4.3 Brute-Force Based Incremental Object Rotation Attack

It is possible that the automated system can incrementally rotate a 3D object until to detect the characters regions with high probability and try to identify characters with OCR types of applications. This Brute-force approach might take a lot of iterations but does not require any intelligence in understanding unseen synthetic 3D objects. If attackers have enough computing power, this Brute-Force based Incremental Object Rotation Attack can be a serious to our system.

However, first, our textures and uneven surface make accurate detection difficult as we use different background noise and lighting effect as we observed from computer vision attack. Second, we measured the average time, and the number of clicks needed to solve CAPTCHAs from 90 participants as shown in Table 1. In order for this attack to be successful, a bot has to completely mimic human behavior and we observed that humans are not incrementally rotating objects. Therefore, our defense is to compare the average solving time and human click behavior with this attack, where each rotation requires a mouse click. Therefore, (1) if it takes far longer or shorter to solve or (2) significantly exceeds the number of clicks usually needed for humans, we can classify this as an attack and reject. Using gathered statistic on typical human behaviors on solving 3D CAPTCHA as a prior information, we believe we can easily mitigate and reject the brute-force based incremental object rotation attacks.

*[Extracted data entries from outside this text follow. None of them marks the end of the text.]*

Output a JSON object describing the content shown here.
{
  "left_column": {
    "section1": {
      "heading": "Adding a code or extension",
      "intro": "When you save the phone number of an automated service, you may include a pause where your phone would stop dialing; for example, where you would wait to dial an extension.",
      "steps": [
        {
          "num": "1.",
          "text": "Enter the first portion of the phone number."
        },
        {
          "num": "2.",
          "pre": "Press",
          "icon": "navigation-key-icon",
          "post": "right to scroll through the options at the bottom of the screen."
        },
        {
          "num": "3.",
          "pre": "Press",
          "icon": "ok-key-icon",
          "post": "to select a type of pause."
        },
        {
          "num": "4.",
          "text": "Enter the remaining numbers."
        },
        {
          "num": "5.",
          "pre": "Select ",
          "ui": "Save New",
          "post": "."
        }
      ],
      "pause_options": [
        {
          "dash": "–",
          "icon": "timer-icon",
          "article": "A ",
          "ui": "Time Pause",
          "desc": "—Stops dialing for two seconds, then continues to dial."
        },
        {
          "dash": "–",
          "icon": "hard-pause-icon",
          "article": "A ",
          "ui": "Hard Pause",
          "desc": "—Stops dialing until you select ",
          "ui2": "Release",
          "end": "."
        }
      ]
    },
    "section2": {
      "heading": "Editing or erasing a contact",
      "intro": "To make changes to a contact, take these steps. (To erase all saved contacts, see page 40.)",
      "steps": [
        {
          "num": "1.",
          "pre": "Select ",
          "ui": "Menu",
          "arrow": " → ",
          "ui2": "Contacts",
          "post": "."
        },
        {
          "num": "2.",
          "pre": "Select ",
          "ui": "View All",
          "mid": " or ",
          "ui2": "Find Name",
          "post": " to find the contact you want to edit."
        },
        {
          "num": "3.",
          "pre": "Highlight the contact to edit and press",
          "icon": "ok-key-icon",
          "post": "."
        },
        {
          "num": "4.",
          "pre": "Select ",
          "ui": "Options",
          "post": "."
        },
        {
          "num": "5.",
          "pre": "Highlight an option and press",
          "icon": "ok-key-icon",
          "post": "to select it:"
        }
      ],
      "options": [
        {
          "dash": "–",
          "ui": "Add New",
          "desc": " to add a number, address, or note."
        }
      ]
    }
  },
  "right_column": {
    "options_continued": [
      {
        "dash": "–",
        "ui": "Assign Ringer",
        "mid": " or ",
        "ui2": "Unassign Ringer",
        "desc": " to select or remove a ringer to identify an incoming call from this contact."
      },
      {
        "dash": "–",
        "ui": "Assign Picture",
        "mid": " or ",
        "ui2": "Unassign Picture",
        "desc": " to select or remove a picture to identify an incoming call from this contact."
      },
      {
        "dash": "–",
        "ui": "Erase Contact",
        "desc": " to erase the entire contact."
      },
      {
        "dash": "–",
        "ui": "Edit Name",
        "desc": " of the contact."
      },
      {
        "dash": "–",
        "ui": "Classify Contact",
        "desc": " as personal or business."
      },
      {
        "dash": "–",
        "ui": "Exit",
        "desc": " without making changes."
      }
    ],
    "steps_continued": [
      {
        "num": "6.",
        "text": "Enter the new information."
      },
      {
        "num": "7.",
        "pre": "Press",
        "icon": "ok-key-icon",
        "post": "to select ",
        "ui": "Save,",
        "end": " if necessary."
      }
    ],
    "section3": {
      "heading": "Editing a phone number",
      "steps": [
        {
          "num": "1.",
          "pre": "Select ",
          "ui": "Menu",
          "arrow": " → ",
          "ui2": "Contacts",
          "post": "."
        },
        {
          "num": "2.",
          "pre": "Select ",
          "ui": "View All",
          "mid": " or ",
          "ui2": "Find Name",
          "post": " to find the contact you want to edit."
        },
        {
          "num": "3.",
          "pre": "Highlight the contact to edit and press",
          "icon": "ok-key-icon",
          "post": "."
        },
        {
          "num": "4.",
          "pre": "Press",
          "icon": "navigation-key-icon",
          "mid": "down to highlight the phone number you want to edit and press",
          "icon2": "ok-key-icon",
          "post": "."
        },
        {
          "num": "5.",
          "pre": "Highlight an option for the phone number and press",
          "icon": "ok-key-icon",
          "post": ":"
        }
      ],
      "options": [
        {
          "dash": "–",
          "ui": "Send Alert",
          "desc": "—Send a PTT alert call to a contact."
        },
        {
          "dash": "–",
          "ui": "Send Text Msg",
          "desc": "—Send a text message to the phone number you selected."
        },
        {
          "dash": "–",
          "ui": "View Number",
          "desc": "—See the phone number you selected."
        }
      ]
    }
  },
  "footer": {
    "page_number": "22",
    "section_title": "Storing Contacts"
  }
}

Table 1. Human behavior modeling on 3D CATPCHAs
Full size table

5 Conclusion and Future Work

We present two different 3D CAPTCHA mechanisms using 3D objects, projection, and texture techniques. Although our concept is simple, we provide much stronger protection against various existing attacks, which can easily break current 2D text CAPTCHAs. The future work is to conduct user study to evaluate the usability and security trade-offs among different CAPTCHA mechanisms.